A New Planet in the Kepler-159 System From Transit Timing Variations
Chris Fox, Paul Wiegert

TL;DR
This paper reports the discovery of a new non-transiting planet in the Kepler-159 system using transit timing variations, Bayesian inference, and dynamical stability analysis, revealing a resonant 2:1 orbit with existing planets.
Contribution
The study introduces a novel method combining TTV analysis, simulation, and Bayesian inference to detect and characterize a previously unknown non-transiting planet.
Findings
Discovered a new non-transiting planet, Kepler-159d, in the Kepler-159 system.
Predicted a stable 2:1 resonant orbit with Kepler-159c.
Demonstrated the effectiveness of TTV analysis combined with Bayesian methods for exoplanet detection.
Abstract
The Kepler Space Telescope has discovered thousands of planets via the transit method.
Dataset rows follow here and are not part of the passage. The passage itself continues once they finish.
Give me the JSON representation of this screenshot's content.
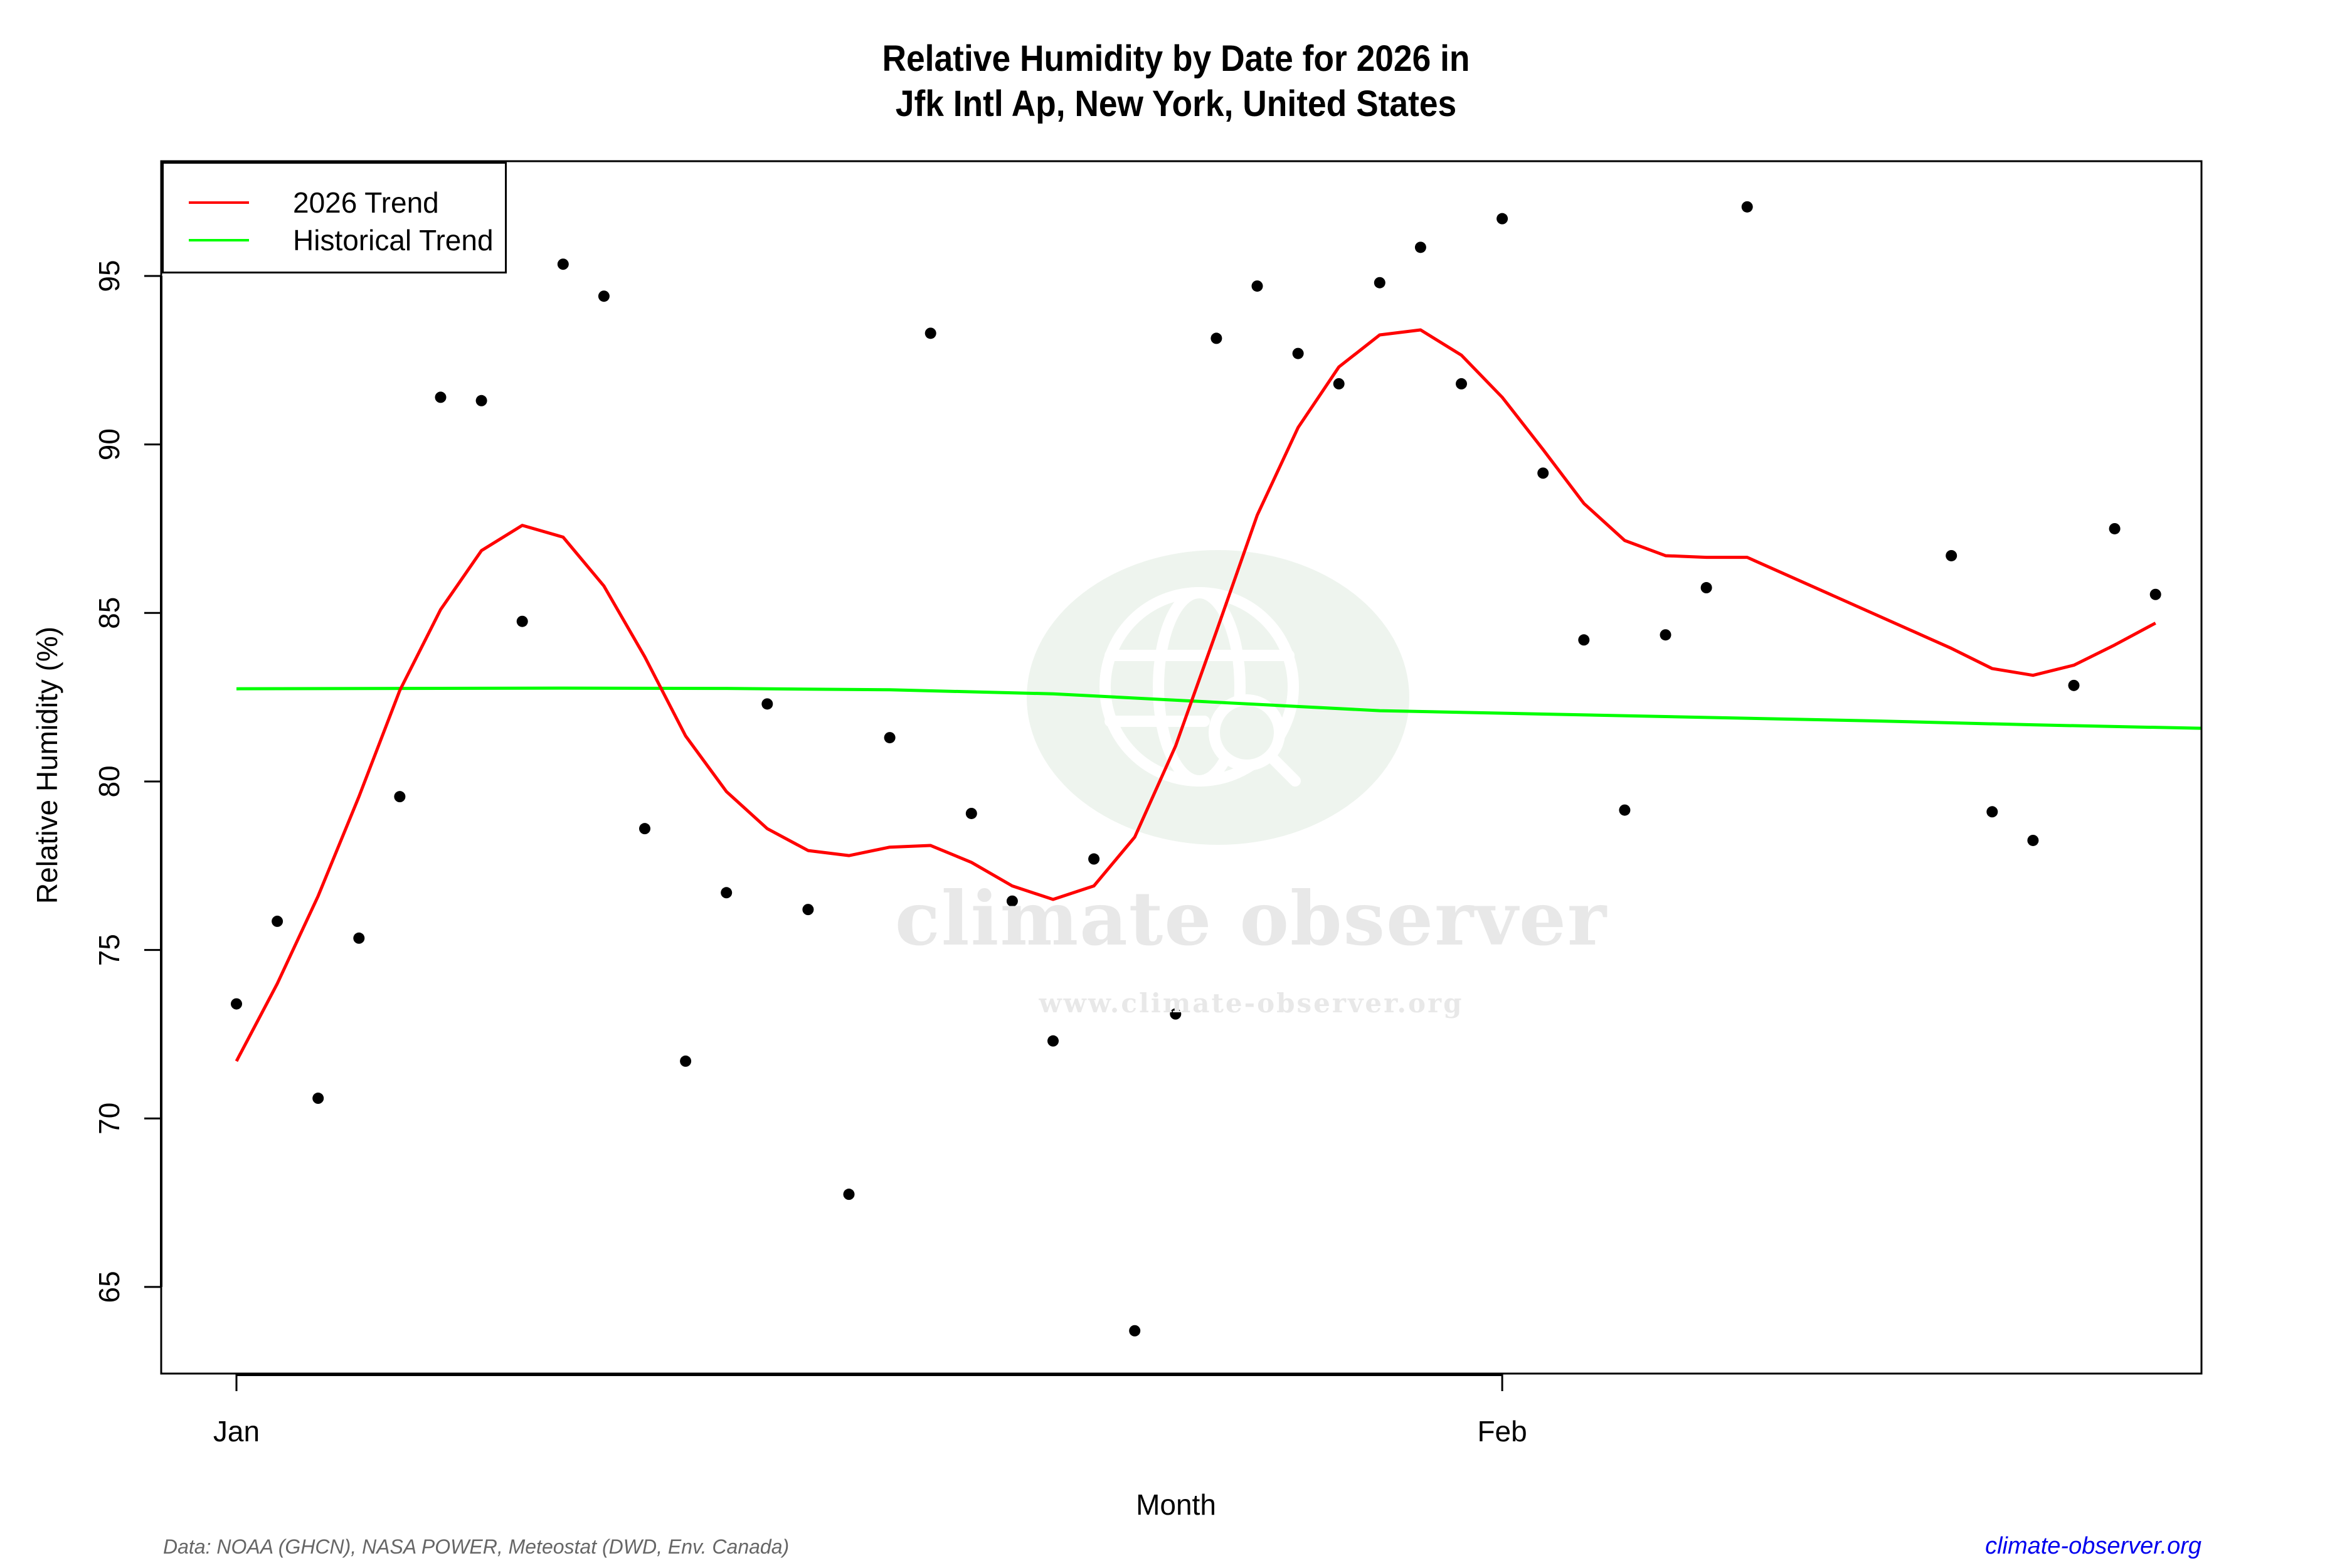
{
  "title": {
    "line1": "Relative Humidity by Date for 2026 in",
    "line2": "Jfk Intl Ap, New York, United States"
  },
  "axes": {
    "xlabel": "Month",
    "ylabel": "Relative Humidity (%)",
    "x_ticks": [
      {
        "label": "Jan",
        "day": 1
      },
      {
        "label": "Feb",
        "day": 32
      }
    ],
    "y_ticks": [
      65,
      70,
      75,
      80,
      85,
      90,
      95
    ]
  },
  "legend": {
    "items": [
      {
        "label": "2026 Trend",
        "color": "#ff0000"
      },
      {
        "label": "Historical Trend",
        "color": "#00ff00"
      }
    ]
  },
  "watermark": {
    "name": "climate observer",
    "url": "www.climate-observer.org"
  },
  "footer": {
    "source": "Data: NOAA (GHCN), NASA POWER, Meteostat (DWD, Env. Canada)",
    "link": "climate-observer.org"
  },
  "colors": {
    "trend_2026": "#ff0000",
    "historical": "#00ff00",
    "points": "#000000",
    "link": "#0000ee",
    "watermark_circle": "#eef4ee"
  },
  "chart_data": {
    "type": "scatter",
    "title": "Relative Humidity by Date for 2026 in Jfk Intl Ap, New York, United States",
    "xlabel": "Month",
    "ylabel": "Relative Humidity (%)",
    "x_tick_labels": [
      "Jan",
      "Feb"
    ],
    "ylim": [
      62.5,
      98.5
    ],
    "xlim_days": [
      -0.8,
      56.5
    ],
    "grid": false,
    "legend_position": "top-left",
    "points": {
      "name": "Daily Relative Humidity 2026",
      "day_of_year": [
        1,
        2,
        3,
        4,
        5,
        6,
        7,
        8,
        9,
        10,
        11,
        12,
        13,
        14,
        15,
        16,
        17,
        18,
        19,
        20,
        21,
        22,
        23,
        24,
        25,
        26,
        27,
        28,
        29,
        30,
        31,
        32,
        33,
        34,
        35,
        36,
        37,
        38,
        43,
        44,
        45,
        46,
        47,
        48
      ],
      "values": [
        73.4,
        75.85,
        70.6,
        75.35,
        79.55,
        91.4,
        91.3,
        84.75,
        95.35,
        94.4,
        78.6,
        71.7,
        76.7,
        82.3,
        76.2,
        67.75,
        81.3,
        93.3,
        79.05,
        76.45,
        72.3,
        77.7,
        63.7,
        73.1,
        93.15,
        94.7,
        92.7,
        91.8,
        94.8,
        95.85,
        91.8,
        96.7,
        89.15,
        84.2,
        79.15,
        84.35,
        85.75,
        97.05,
        86.7,
        79.1,
        78.25,
        82.85,
        87.5,
        85.55
      ]
    },
    "series": [
      {
        "name": "2026 Trend",
        "color": "#ff0000",
        "day_of_year": [
          1,
          2,
          3,
          4,
          5,
          6,
          7,
          8,
          9,
          10,
          11,
          12,
          13,
          14,
          15,
          16,
          17,
          18,
          19,
          20,
          21,
          22,
          23,
          24,
          25,
          26,
          27,
          28,
          29,
          30,
          31,
          32,
          33,
          34,
          35,
          36,
          37,
          38,
          43,
          44,
          45,
          46,
          47,
          48
        ],
        "values": [
          71.7,
          74.0,
          76.6,
          79.55,
          82.7,
          85.1,
          86.85,
          87.6,
          87.25,
          85.8,
          83.7,
          81.35,
          79.7,
          78.6,
          77.95,
          77.8,
          78.05,
          78.1,
          77.6,
          76.9,
          76.5,
          76.9,
          78.35,
          81.05,
          84.45,
          87.9,
          90.5,
          92.3,
          93.25,
          93.4,
          92.65,
          91.4,
          89.85,
          88.25,
          87.15,
          86.7,
          86.65,
          86.65,
          83.95,
          83.35,
          83.15,
          83.45,
          84.05,
          84.7
        ]
      },
      {
        "name": "Historical Trend",
        "color": "#00ff00",
        "day_of_year": [
          1,
          5,
          9,
          13,
          17,
          21,
          25,
          29,
          33,
          37,
          41,
          45,
          49,
          53,
          56.5
        ],
        "values": [
          82.75,
          82.76,
          82.77,
          82.76,
          82.72,
          82.6,
          82.35,
          82.1,
          82.0,
          81.9,
          81.8,
          81.68,
          81.58,
          81.5,
          81.42
        ]
      }
    ]
  }
}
The transit timing variations of these planets allows us not only to infer the existence of other planets, transiting or not, but to characterize a number of parameters of the system. Using the transit timing variations of the planets Kepler-159b and 159c, the transit simulator TTVFast, and the Bayesian Inference tool MultiNest, we predict a new non-transiting planet, Kepler-159d, in a resonant 2:1 orbit with Kepler-159c. This configuration is dynamically stable on at least 10 Myr time scales, though we note that other less stable, higher-order resonances could also produce similar TTVs during the three-year window Kepler was in operation.